Follow your passion, if they’re hiring.
I love this bit of careers advice from Jimmy Carr, delivered in his trademark laconic style – on DOAC podcast I think, though in any case that interview is massively worth a listen.
He attributed it to Chris Rock; and, yes, after a quick Google, Chris Rock in 2019:
“… You can be anything you're good at, as long as they're hiring. And even then it helps to know someone.”
If only I’d heard it years ago, though I probably did in some form or other and didn’t pay attention. But then again, it’s good advice for any age. And just as ‘knowing someone’ can help you get that first foot in the door, having a wide network of friends, acquaintances and contacts can help you find new direction and make change later in life.
This is a point Henry Oliver makes in Second Act, his new book on ‘What late bloomers can tell you about success and reinvention.’ When you need to make a change, the people likely to make the most difference are not relatives or partners or close friends, but the ‘weak ties’ – your more distant contacts, passing acquaintances, friends of friends.
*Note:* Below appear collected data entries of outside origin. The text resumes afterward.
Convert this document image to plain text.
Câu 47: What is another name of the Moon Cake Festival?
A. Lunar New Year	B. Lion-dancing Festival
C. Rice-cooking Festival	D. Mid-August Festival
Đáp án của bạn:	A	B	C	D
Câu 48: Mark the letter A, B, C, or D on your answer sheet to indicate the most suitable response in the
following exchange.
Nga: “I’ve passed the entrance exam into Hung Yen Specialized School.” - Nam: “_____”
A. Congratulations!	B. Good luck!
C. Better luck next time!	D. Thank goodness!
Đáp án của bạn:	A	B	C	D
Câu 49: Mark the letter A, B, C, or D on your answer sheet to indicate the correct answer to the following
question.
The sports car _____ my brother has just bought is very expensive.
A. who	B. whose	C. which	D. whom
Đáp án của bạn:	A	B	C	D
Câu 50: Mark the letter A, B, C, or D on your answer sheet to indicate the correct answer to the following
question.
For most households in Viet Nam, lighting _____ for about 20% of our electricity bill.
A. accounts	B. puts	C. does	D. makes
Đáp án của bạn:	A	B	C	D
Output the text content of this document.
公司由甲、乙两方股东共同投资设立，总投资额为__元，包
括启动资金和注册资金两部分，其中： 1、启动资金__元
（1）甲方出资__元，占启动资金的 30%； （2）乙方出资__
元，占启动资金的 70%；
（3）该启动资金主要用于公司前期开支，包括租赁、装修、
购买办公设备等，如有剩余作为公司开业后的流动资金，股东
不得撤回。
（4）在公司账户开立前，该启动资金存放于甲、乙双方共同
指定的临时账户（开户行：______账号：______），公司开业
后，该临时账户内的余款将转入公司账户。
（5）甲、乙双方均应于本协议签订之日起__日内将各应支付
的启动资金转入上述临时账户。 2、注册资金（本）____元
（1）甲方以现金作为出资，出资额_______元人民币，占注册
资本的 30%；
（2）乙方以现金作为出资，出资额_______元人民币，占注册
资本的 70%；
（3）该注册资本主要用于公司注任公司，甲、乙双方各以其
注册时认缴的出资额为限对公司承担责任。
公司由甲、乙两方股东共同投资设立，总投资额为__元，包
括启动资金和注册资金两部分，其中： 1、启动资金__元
‘We get our jobs through the weaker ties in our network, not the strongest. Interestingly, someone you have ten mutual connections with is twice as likely to get you a job as someone with only one mutual connection – but someone with twenty-five connections is useless … When you need to make a change, you will do so through people you do not know very well.
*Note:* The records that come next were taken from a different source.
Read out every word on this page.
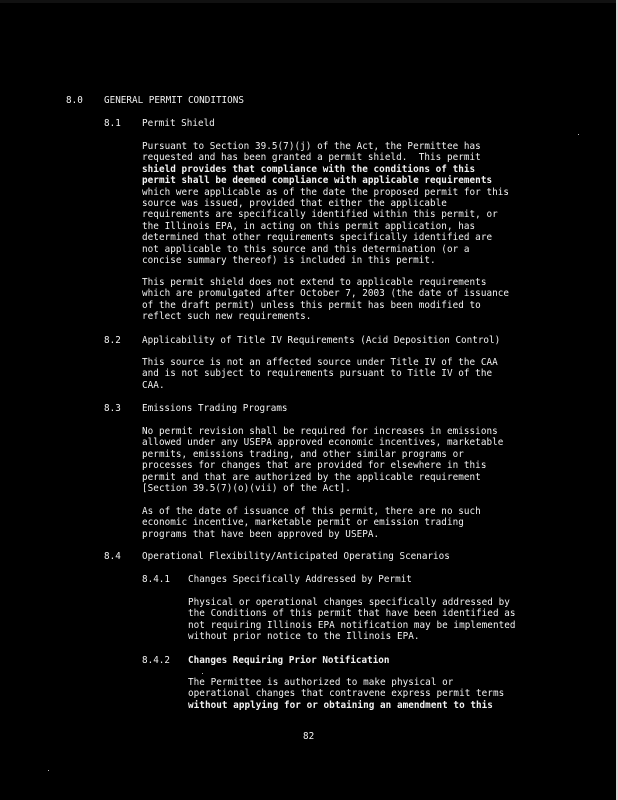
8.0 GENERAL PERMIT CONDITIONS
8.1 Permit Shield
Pursuant to Section 39.5(7)(j) of the Act, the Permittee has
requested and has been granted a permit shield.  This permit
shield provides that compliance with the conditions of this
permit shall be deemed compliance with applicable requirements
which were applicable as of the date the proposed permit for this
source was issued, provided that either the applicable
requirements are specifically identified within this permit, or
the Illinois EPA, in acting on this permit application, has
determined that other requirements specifically identified are
not applicable to this source and this determination (or a
concise summary thereof) is included in this permit.
This permit shield does not extend to applicable requirements
which are promulgated after October 7, 2003 (the date of issuance
of the draft permit) unless this permit has been modified to
reflect such new requirements.
8.2 Applicability of Title IV Requirements (Acid Deposition Control)
This source is not an affected source under Title IV of the CAA
and is not subject to requirements pursuant to Title IV of the
CAA.
8.3 Emissions Trading Programs
No permit revision shall be required for increases in emissions
allowed under any USEPA approved economic incentives, marketable
permits, emissions trading, and other similar programs or
processes for changes that are provided for elsewhere in this
permit and that are authorized by the applicable requirement
[Section 39.5(7)(o)(vii) of the Act].
As of the date of issuance of this permit, there are no such
economic incentive, marketable permit or emission trading
programs that have been approved by USEPA.
8.4 Operational Flexibility/Anticipated Operating Scenarios
8.4.1 Changes Specifically Addressed by Permit
Physical or operational changes specifically addressed by
the Conditions of this permit that have been identified as
not requiring Illinois EPA notification may be implemented
without prior notice to the Illinois EPA.
8.4.2 Changes Requiring Prior Notification
The Permittee is authorized to make physical or
operational changes that contravene express permit terms
without applying for or obtaining an amendment to this
82
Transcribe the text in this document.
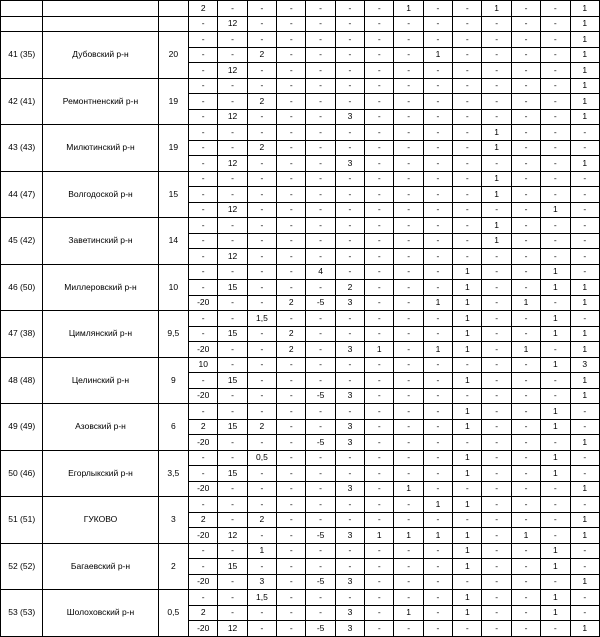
			2	-	-	-	-	-	-	1	-	-	1	-	-	1
			-	12	-	-	-	-	-	-	-	-	-	-	-	1
41 (35)	Дубовский р-н	20	-	-	-	-	-	-	-	-	-	-	-	-	-	1
			-	-	2	-	-	-	-	-	1	-	-	-	-	1
			-	12	-	-	-	-	-	-	-	-	-	-	-	1
42 (41)	Ремонтненский р-н	19	-	-	-	-	-	-	-	-	-	-	-	-	-	1
			-	-	2	-	-	-	-	-	-	-	-	-	-	1
			-	12	-	-	-	3	-	-	-	-	-	-	-	1
43 (43)	Милютинский р-н	19	-	-	-	-	-	-	-	-	-	-	1	-	-	-
			-	-	2	-	-	-	-	-	-	-	1	-	-	-
			-	12	-	-	-	3	-	-	-	-	-	-	-	1
44 (47)	Волгодоской р-н	15	-	-	-	-	-	-	-	-	-	-	1	-	-	-
			-	-	-	-	-	-	-	-	-	-	1	-	-	-
			-	12	-	-	-	-	-	-	-	-	-	-	1	-
45 (42)	Заветинский р-н	14	-	-	-	-	-	-	-	-	-	-	1	-	-	-
			-	-	-	-	-	-	-	-	-	-	1	-	-	-
			-	12	-	-	-	-	-	-	-	-	-	-	-	-
46 (50)	Миллеровский р-н	10	-	-	-	-	4	-	-	-	-	1	-	-	1	-
			-	15	-	-	-	2	-	-	-	1	-	-	1	1
			-20	-	-	2	-5	3	-	-	1	1	-	1	-	1
47 (38)	Цимлянский р-н	9,5	-	-	1,5	-	-	-	-	-	-	1	-	-	1	-
			-	15	-	2	-	-	-	-	-	1	-	-	1	1
			-20	-	-	2	-	3	1	-	1	1	-	1	-	1
48 (48)	Целинский р-н	9	10	-	-	-	-	-	-	-	-	-	-	-	1	3
			-	15	-	-	-	-	-	-	-	1	-	-	-	1
			-20	-	-	-	-5	3	-	-	-	-	-	-	-	1
49 (49)	Азовский р-н	6	-	-	-	-	-	-	-	-	-	1	-	-	1	-
			2	15	2	-	-	3	-	-	-	1	-	-	1	-
			-20	-	-	-	-5	3	-	-	-	-	-	-	-	1
50 (46)	Егорлыкский р-н	3,5	-	-	0,5	-	-	-	-	-	-	1	-	-	1	-
			-	15	-	-	-	-	-	-	-	1	-	-	1	-
			-20	-	-	-	-	3	-	1	-	-	-	-	-	1
51 (51)	ГУКОВО	3	-	-	-	-	-	-	-	-	1	1	-	-	-	-
			2	-	2	-	-	-	-	-	-	-	-	-	-	1
			-20	12	-	-	-5	3	1	1	1	1	-	1	-	1
52 (52)	Багаевский р-н	2	-	-	1	-	-	-	-	-	-	1	-	-	1	-
			-	15	-	-	-	-	-	-	-	1	-	-	1	-
			-20	-	3	-	-5	3	-	-	-	-	-	-	-	1
53 (53)	Шолоховский р-н	0,5	-	-	1,5	-	-	-	-	-	-	1	-	-	1	-
			2	-	-	-	-	3	-	1	-	1	-	-	1	-
			-20	12	-	-	-5	3	-	-	-	-	-	-	-	1
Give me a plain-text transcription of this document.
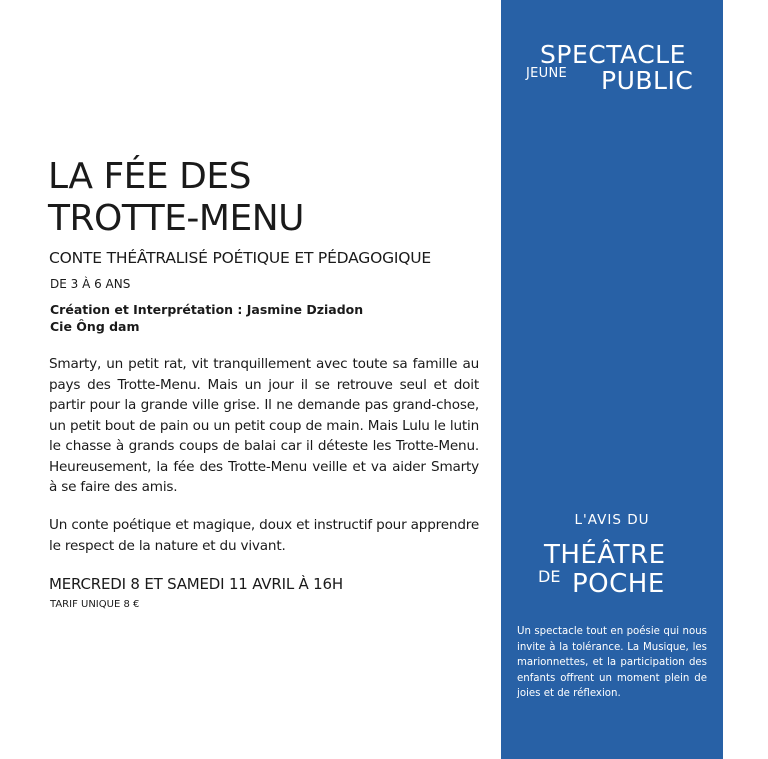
LA FÉE DES
TROTTE-MENU
CONTE THÉÂTRALISÉ POÉTIQUE ET PÉDAGOGIQUE
DE 3 À 6 ANS
Création et Interprétation : Jasmine Dziadon
Cie Ông dam

Smarty, un petit rat, vit tranquillement avec toute sa famille au pays des Trotte-Menu. Mais un jour il se retrouve seul et doit partir pour la grande ville grise. Il ne demande pas grand-chose, un petit bout de pain ou un petit coup de main. Mais Lulu le lutin le chasse à grands coups de balai car il déteste les Trotte-Menu. Heureusement, la fée des Trotte-Menu veille et va aider Smarty à se faire des amis.

Un conte poétique et magique, doux et instructif pour apprendre le respect de la nature et du vivant.

MERCREDI 8 ET SAMEDI 11 AVRIL À 16H
TARIF UNIQUE 8 €
SPECTACLE
JEUNE PUBLIC
L'AVIS DU
THÉÂTRE
DE POCHE

Un spectacle tout en poésie qui nous invite à la tolérance. La Musique, les marionnettes, et la participation des enfants offrent un moment plein de joies et de réflexion.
The reason is simple: information. You and your strong ties already know each other, and have other strong ties in common. Weak ties are able to provide much more new information, connect and match you with opportunities otherwise unknown to you, compared to another strong tie. You, too, are new information for your weak ties. And the good news is that you have many, many more weak ties than strong ties.’
Those we have less connection with are involved in different social and work groups, as opposed to our close ties with whom we share so much. Our close ties connect us within our existing environment, be it work or social, and can even act (consciously or not) as a disincentive to make change. Why rock the boat; why risk what you have?
To move into into a different field, to pursue new interests, it’s those contacts on the fringes of our circle who can act as pathfinders and provide valuable stepping stones towards a new destination.
We probably all know this in the back of our minds, but it’s easy to overlook in the day to day – and not continue to expand one’s work and social network in a meaningful way.
In the characteristically stern words of the great Samuel Johnson (also quoted by Oliver): ‘Many complain of neglect who never tried to attract regard.’ Or in today’s language – no one’s coming to find you.
[I had promised myself not to get dismayed or write about the election, but despair nearly got the better of me. At the last moment, managed to swerve to the above; really just a note to self but hopefully, just possibly, maybe, may strike a useful chord with you, Dear Reader].



I agree that no one’s coming to find you. The only way to cope with loneliness is to be out there reinforcing old connections and making new ones.
Indeed so, though a bit blunt. A reminder to self really. Your comment much appreciated.